We have now reached the questionable milestone that the coronavirus has been among us for 2 years. In this past year, we have faced many new measures and obligations. Such as the obligation to wear masks, introduced after a lot of hassle. This duty to wear masks also affects the workplace in shops, within education and in theatres and museums, among others. In addition, there will also be other employers who want to introduce compulsory mouth caps in workplaces where this has not yet been made compulsory by the government. The question that then arises is whether employers can proceed to do so and, if so, whether and how can action be taken against employees who subsequently refuse to wear a face mask? A subdistrict court judge has now given a clear answer to this question.


The case the subdistrict court had to deal with concerned a pastry shop, or shop where wearing a mouth mask has been made compulsory for everyone since 1 December. However, the employer in question had already introduced a duty to wear mouth caps in October. One of its employees, an order delivery driver, subsequently refused to wear the mouth mask on the occasions when he was briefly in the shop to collect his orders for the day.

What makes this ruling interesting for practitioners is that the subdistrict court ruled that making it compulsory to wear a mouth mask falls under the employer’s right of instruction and that employers have an interest in drawing a single line for all employees in this regard.

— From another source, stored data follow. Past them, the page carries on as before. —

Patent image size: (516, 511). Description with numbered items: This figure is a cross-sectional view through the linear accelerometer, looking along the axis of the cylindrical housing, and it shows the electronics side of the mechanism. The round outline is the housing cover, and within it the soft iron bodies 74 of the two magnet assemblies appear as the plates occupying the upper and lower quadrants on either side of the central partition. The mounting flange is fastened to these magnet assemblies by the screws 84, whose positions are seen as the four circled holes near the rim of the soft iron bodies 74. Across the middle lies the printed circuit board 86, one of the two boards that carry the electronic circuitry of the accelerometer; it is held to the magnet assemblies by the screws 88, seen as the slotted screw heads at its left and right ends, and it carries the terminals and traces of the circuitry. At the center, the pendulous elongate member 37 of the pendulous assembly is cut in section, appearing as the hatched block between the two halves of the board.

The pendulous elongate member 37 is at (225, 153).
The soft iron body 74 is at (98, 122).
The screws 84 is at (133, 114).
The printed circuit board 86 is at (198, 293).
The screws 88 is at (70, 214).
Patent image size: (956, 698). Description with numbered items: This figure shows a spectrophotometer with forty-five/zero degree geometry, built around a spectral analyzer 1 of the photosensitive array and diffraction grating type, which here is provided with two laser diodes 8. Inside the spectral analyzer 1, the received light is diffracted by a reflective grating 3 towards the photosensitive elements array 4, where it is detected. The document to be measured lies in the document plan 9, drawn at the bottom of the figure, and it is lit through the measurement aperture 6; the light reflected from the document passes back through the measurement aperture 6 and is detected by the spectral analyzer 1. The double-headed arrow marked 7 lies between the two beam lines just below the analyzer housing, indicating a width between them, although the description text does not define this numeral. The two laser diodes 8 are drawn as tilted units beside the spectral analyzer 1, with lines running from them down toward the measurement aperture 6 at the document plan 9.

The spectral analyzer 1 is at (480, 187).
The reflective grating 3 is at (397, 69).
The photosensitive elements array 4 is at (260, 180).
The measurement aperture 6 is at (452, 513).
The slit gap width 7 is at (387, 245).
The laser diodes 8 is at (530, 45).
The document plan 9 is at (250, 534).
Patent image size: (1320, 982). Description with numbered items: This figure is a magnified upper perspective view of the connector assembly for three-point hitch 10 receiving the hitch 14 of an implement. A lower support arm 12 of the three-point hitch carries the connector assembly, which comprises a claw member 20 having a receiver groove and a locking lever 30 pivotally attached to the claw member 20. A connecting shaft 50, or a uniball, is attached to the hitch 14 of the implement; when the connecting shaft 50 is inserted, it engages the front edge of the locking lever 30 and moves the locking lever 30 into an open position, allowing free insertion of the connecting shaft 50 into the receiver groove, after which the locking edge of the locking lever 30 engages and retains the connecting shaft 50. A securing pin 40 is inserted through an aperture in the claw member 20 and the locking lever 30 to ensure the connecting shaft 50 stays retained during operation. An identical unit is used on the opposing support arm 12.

The employer’s right of instruction is laid down in Section 7:660 of the Civil Code. When applying this right to instruction, it is important that an instruction serves a legitimate purpose. The subdistrict court ruled that this was the case. After all, every employer must ensure a healthy and safe working environment under the Working Conditions Act and the Working Conditions Decree, which includes taking measures to prevent infection with the coronavirus in the workplace, under penalty of sanctions.

In addition, the subdistrict court considered that the employer had a second legitimate aim in introducing the obligation to wear mouth caps. After all, an employer also has the business interest to protect, because the employer has an obligation to continue paying wages in case of illness, which also applies when employees have to be quarantined and cannot work as a result of a possible corona infection.

The subdistrict court took into account that although the effectiveness of mouth caps is disputed, it is a socially accepted remedy. The subdistrict court therefore held that wearing a mouth mask during the coronagraph contributes to health and safety in the workplace and that an employer thus has a legitimate aim. This dismissed the employee’s appeal that the duty to wear mouthguards infringed his privacy.


In short, we can conclude from this ruling that even employers within sectors not yet designated by the government can unilaterally introduce a duty to wear mouth caps in the workplace on the basis of the employer’s right of instruction. After all, the legitimate purpose that was decisive for the instruction in this ruling will also apply to most other employers. If employees subsequently refuse to follow the instruction, a suspension and – after warning – a wage sanction may be imposed.


Employers should bear in mind that if a works council has been set up within the company, or if a staff representative body is active, such a decision must be submitted there.

In addition, there may of course be cases where, for medical or psychological reasons, employees cannot be expected to wear a face mask while working. When such a situation arises, we recommend trying to find a suitable solution in consultation with the employee, and possibly also the company doctor.